Erfahrung als Behandelte/r in der Psychiatrie kann in der Regel leider nur als stigmatisierend und als dauerhaft abstempelnd empfunden werden, mit all den traurigen Konsequenzen für eine sich selbst mißachtende Existenz.
Wie wohltuend ist da der Gedanke:
Deswegen wollen wir hiermit eine Sammlung bekannter Persönlichkeiten
anregen, die (möglichst in diesem Jahrhundert gelebt und) Erfahrung
mit Psychiatrie gemacht haben.
Dazu benötigen wir die Kenntnissse all unserer Leserinnen und
Leser, die wir hiermit bitten möchten, uns bei der Suche nach solchen
Menschen behilflich zu sein.
Wir bitten Alkoholismus und Drogenabhängigkeit von
Ver-rücktheit im engeren Sinne auszuklammern, dazu fehlt uns ein klares
Verständnis von diesen Phänomenen.
Für die Sammlung benötigen wir möglichst viele Hinweise,
die öffentlich zugänglich die Psychiatrie Erfahrung belegen.
Wir werden die bekanntesten Personen porträtieren, und die anderen
kurz vorstellen.
Die uns bis jetzt bekannte Liste umfaßt:
Vincent van Gogh, Kurt Gödel, König Ludwig von Bayern, Prinz
Claus, Wilhelm Reich, Robert Walser, Artraud, Picabia, Schröder Sonnenstern,
Johannes Baader, Paul Wittgenstein, Hölderlin.
Zuschriften bitte an das Werner-Fuß-Zentrum !
In einem ersten Porträt soll Kurt Gödel vorgestellt
werden, dessen mathematischer Beweis das Weltbild mit noch unabsehbaren,
fundamentalen Folgen verändert hat.
Gödel gewährte nur wenigen Menschen Einblick in die Quelle seiner Erkenntnisse. Er sagte nicht geradeheraus, was er über die Welt dachte. Er sagte nur, was er beweisen konnte.
Er lebte ein sehr isoliertes Leben, vertraute nur wenigen Menschen und mußte sich wiederholt wegen Depressionen und Überanstrengung in Nervenkliniken begeben. Er war scheu und mißtrauisch, nicht zuletzt gegenüber Ärzten, obwohl er stark mit seinem Gesundheitszustand beschäftigt war. Die Depressionen nahmen zu und entwickelten sich in den siebziger Jahren zur Paranoia mit dem klassischen Syndrom der Angst vor Lebensmittelvergiftung. Als seine Frau Adele 1977 ins Krankenhaus eingeliefert wurde und ihn also nicht mehr versorgen konnte, wurde die Situation sehr ernst. Pflegerinnen wies Gödel an der Tür ab. Er starb am 14. Januar 1978, in „Fötusstellung", wie es heißt. Als Todesursache wurde „Fehl- und Unterernährung" infolge von „Persönlich-keitsstörung" angegeben.

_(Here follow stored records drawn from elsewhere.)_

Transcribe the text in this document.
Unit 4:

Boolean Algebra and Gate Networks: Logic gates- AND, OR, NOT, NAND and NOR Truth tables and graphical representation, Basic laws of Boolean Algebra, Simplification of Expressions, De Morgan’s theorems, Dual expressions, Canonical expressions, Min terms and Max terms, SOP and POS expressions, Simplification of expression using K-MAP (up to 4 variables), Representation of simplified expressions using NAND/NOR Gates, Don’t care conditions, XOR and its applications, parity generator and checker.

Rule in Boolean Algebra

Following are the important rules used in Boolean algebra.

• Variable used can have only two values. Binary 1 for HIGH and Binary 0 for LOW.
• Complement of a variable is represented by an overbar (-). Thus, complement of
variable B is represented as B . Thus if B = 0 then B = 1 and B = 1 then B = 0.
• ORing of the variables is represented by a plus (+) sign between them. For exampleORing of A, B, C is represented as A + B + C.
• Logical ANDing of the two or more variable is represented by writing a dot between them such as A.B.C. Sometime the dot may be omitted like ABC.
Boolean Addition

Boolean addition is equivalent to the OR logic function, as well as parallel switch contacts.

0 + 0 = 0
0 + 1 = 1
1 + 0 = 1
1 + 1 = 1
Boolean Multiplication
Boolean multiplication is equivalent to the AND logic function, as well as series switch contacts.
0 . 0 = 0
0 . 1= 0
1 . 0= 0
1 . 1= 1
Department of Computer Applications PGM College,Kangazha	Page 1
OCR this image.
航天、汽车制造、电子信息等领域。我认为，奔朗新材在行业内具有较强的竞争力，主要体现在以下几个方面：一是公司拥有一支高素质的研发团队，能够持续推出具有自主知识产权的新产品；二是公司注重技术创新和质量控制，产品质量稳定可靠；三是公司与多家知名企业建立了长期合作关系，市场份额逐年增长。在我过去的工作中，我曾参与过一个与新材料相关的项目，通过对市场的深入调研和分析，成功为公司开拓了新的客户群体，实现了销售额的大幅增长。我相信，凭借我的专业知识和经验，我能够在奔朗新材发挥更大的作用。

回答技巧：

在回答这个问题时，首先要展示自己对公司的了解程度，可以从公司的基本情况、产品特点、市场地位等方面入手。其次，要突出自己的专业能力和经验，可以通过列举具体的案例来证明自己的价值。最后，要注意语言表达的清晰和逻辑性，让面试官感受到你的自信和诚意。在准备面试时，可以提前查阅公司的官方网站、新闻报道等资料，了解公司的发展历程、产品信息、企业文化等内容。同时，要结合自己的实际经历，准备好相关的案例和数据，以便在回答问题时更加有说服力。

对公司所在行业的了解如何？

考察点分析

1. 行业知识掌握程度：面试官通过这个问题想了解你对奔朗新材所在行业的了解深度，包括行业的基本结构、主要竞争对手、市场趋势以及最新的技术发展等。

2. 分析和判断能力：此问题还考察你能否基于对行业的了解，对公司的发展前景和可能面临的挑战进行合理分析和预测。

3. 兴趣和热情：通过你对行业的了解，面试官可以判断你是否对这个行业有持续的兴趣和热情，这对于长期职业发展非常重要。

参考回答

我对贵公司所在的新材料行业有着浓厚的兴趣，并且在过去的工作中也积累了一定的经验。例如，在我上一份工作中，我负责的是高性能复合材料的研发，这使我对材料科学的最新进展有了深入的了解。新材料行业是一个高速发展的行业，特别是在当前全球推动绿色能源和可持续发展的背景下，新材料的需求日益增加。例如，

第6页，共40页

Er hatte der Reichweite des menschlichen Verstandes jenseits der Grenzen des formal Beweisbaren die schönste Huldigung dargebracht, die je von einem Logiker formuliert worden ist. Verstanden wurde sie aber als Ohnmachtspostulat, als technische Finesse, als zeitgebundene Abrechnung mit einem übermütigen Glauben an die Wissenschaft.
Kurt Gödel selbst hat einer Einschätzung des mathematischen
Logikers Hao Wang zugestimmt: „In der Philoso-
phie ist Gödel nicht an das Ziel gelangt, das ihm vorschwebte;
er hat nicht zu einer neuen Sicht der Welt, ihrer grundlegenden Bestandteile
und Regeln ihres Aufbaus gefunden. Einige Philosophen, besonders Platon
und René Descartes (und Ludwig Wittgenstein, die Tipse), sagen,
sie hätten in bestimmten Augenblicken ihres Lebens intuitiv eine solche
Sicht erlebt, die ganz anders gewesen sei als die alltägliche Auffassung
der Welt."
Gödel hat solche Offenbarungen gewiß gehabt, nur wagte er nicht, darüber zu sprechen. Er wagte uns nur das zu sagen, was er in unzweideutigen Worten berichten konnte. Er wagte von seinen Offenbarungen nur mitzuteilen, wie sie von außen aussahen, aus Sicht der Gemeinschaft.